Women in Business – Surviving the First Two Years: “Don’t be too shy, too proud, or too scared to ask for help
Please tell us a bit about yourself, and describe your company
With Houston & Ko we aim to help other small business owners delegate the most tedious and time-draining tasks and spend their time doing what really matters.
Our specialists have expertise in a wide range of business-supporting skills. They can help organize and manage your day-to-day schedule or even some of your crucial business processes. They can pitch your services to potential clients or help run your social media. They can prepare an amazing business presentation or write articles for the company blog.
What has been the most challenging thing you have faced in the first two years of operating your business? How did you overcome it?
The first steps – The point between incorporating our business and acquiring our first customer seemed so endless and long. That was the hardest phase to get over because we poured everything we had into it, all our free time, our savings, and all the hope we had, without seeing any tangible result. However, getting over that initial period serves as a great litmus test to determine how badly you want it.
We got through it by being a ‘We’. Two founders increases our chance of success, with 30% more investment, tripled customer growth rate, and a 19% reduction in the risk that we scale too fast.
Most importantly – it’s really hard to walk this path alone. In that first phase, like every phase after that, Paula and I are able to lift each other up on the days where stress and frustration are getting the better of us.
What are some of the biggest digital marketing challenges you have faced to date? How have you overcome them?
The biggest digital marketing challenge that we have experienced is creating enough engaging content for our social platforms.
Initially, we found it difficult to produce both high-quality and high-volume content for our social platforms and run a business at the same time. With some creative thinking, we discovered a few great strategies to make this process simpler and more effective.
1) Batch content creation: Block time in your calendar each week that is dedicated to creating, collating, or finding great content for the week ahead. Doing this in a weekly session helped us to focus on the purpose of the content and saved us the productivity drain of jumping between tasks on a daily basis.
2) Outsource the operations: While we kept the organic content creation to ourselves we outsourced the scheduling, posting, and SEO optimization to a specialist on our team. This allowed us to maximize the reach of our hand-crafted content to make sure who it was written for, actually gets to see it.
3) Get engaged: Use engagement features such as polls, voting, and question boxes because in 2021 audiences are embracing content that’s interactive and gives them a chance to express their opinions.

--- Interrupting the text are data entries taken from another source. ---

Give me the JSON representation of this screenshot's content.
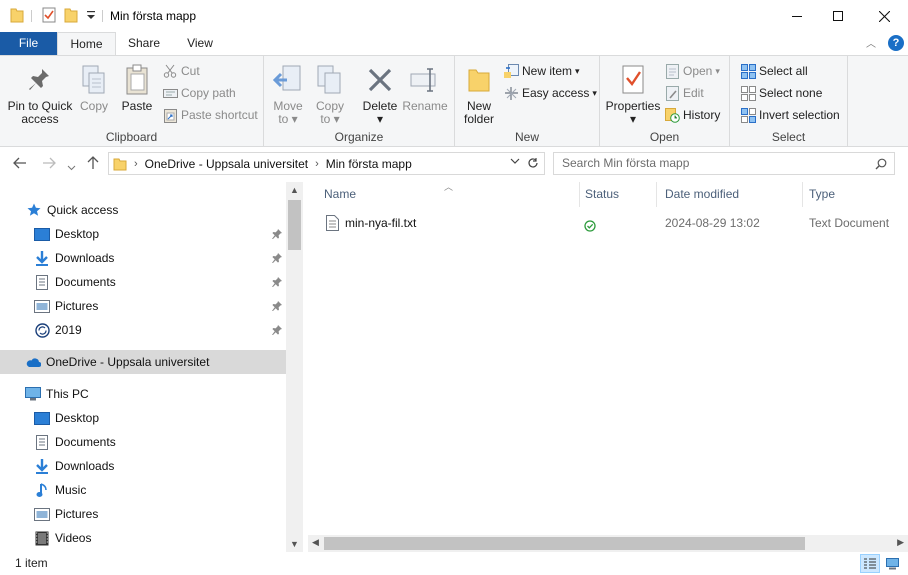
{
  "window": {
    "title": "Min första mapp",
    "controls": {
      "minimize": "—",
      "maximize": "☐",
      "close": "✕"
    }
  },
  "tabs": [
    {
      "label": "File"
    },
    {
      "label": "Home"
    },
    {
      "label": "Share"
    },
    {
      "label": "View"
    }
  ],
  "ribbon": {
    "clipboard": {
      "label": "Clipboard",
      "pin_line1": "Pin to Quick",
      "pin_line2": "access",
      "copy": "Copy",
      "paste": "Paste",
      "cut": "Cut",
      "copy_path": "Copy path",
      "paste_shortcut": "Paste shortcut"
    },
    "organize": {
      "label": "Organize",
      "move_to": "Move",
      "move_to_2": "to",
      "copy_to": "Copy",
      "copy_to_2": "to",
      "delete": "Delete",
      "rename": "Rename"
    },
    "new": {
      "label": "New",
      "new_folder_1": "New",
      "new_folder_2": "folder",
      "new_item": "New item",
      "easy_access": "Easy access"
    },
    "open": {
      "label": "Open",
      "properties": "Properties",
      "open": "Open",
      "edit": "Edit",
      "history": "History"
    },
    "select": {
      "label": "Select",
      "select_all": "Select all",
      "select_none": "Select none",
      "invert_selection": "Invert selection"
    }
  },
  "address": {
    "crumbs": [
      "OneDrive - Uppsala universitet",
      "Min första mapp"
    ],
    "search_placeholder": "Search Min första mapp"
  },
  "nav": {
    "quick_access": "Quick access",
    "quick_items": [
      "Desktop",
      "Downloads",
      "Documents",
      "Pictures",
      "2019"
    ],
    "onedrive": "OneDrive - Uppsala universitet",
    "this_pc": "This PC",
    "pc_items": [
      "Desktop",
      "Documents",
      "Downloads",
      "Music",
      "Pictures",
      "Videos"
    ]
  },
  "columns": {
    "name": "Name",
    "status": "Status",
    "date": "Date modified",
    "type": "Type"
  },
  "files": [
    {
      "name": "min-nya-fil.txt",
      "status": "synced",
      "date": "2024-08-29 13:02",
      "type": "Text Document"
    }
  ],
  "status": {
    "count": "1 item"
  },
  "colors": {
    "file_tab": "#1a5ba6",
    "accent": "#1a6fc6",
    "folder": "#f8d26a",
    "synced": "#2d9b3c"
  }
}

What are the three most important things every woman entrepreneur should do, when first thinking about starting a business?
Schedule time for ideation – ‘I would start a business I am just waiting for the right idea’, we hear this phrase so often, but to be honest we think only a small minority of businesses are born this way. Instead of waiting for the idea – chase it. Block time on a weekly or monthly basis in your calendar to think about what consumer problems exist, that your skills, experience or knowledge can solve. When you do this exercise frequently you increase the likelihood of coming across a great business idea.
Start before you are ready – Women, in particular, have a tendency to wait until they have ‘enough’. Enough experience, enough knowledge, enough courage to start a business.
It is a terrifying process to start before you are ready, we know that from personal experience, but you can never take the next step until you have taken the first. The only way for you to grow and develop as a business owner is to start. So whether that is buying your domain, publicly advertising your product/service or incorporating today is as good a time as any to take Step 1.
Don’t be too shy, too proud, or too scared to ask for help – Whether you look for a start-up coach or join a community, actively seek out a way to learn from others who have been in your shoes, fallen down the potholes in the entrepreneurial road and are happy to fill them in for you if you just ask. You will categorically make mistakes – of this, there is no doubt. If you can avoid making the ones everyone else made, you already have a head-start
Are there actionable steps a woman in business should take to ensure that her company is successful in two years?
Focus on the goal. Take time to think about your big ambition for your business 2-3 years down the line and envision how that would impact your life. Use this vision as your inspiration and map for the actions you take today, because it is the compounding of these small daily actions that will path the way to your goal.
Run the numbers. Push aside the excitement of your business idea (temporarily at least) to develop a realistic business plan. The numbers will show you if the idea makes sense and you can make a business out of it. This is a tough exercise but will save you a lot of heartache in the long run.
Build a resilient business. Despite having passed what seems to be the heat of the crisis, the business world will continue to be turbulent and volatile. Keep your fixed costs to a minimum by utilizing the freelance market, negotiating flexible terms, and having a diverse customer base. Build a robust, adaptable, and antifragile business model that will be able to thrive in uncertainty.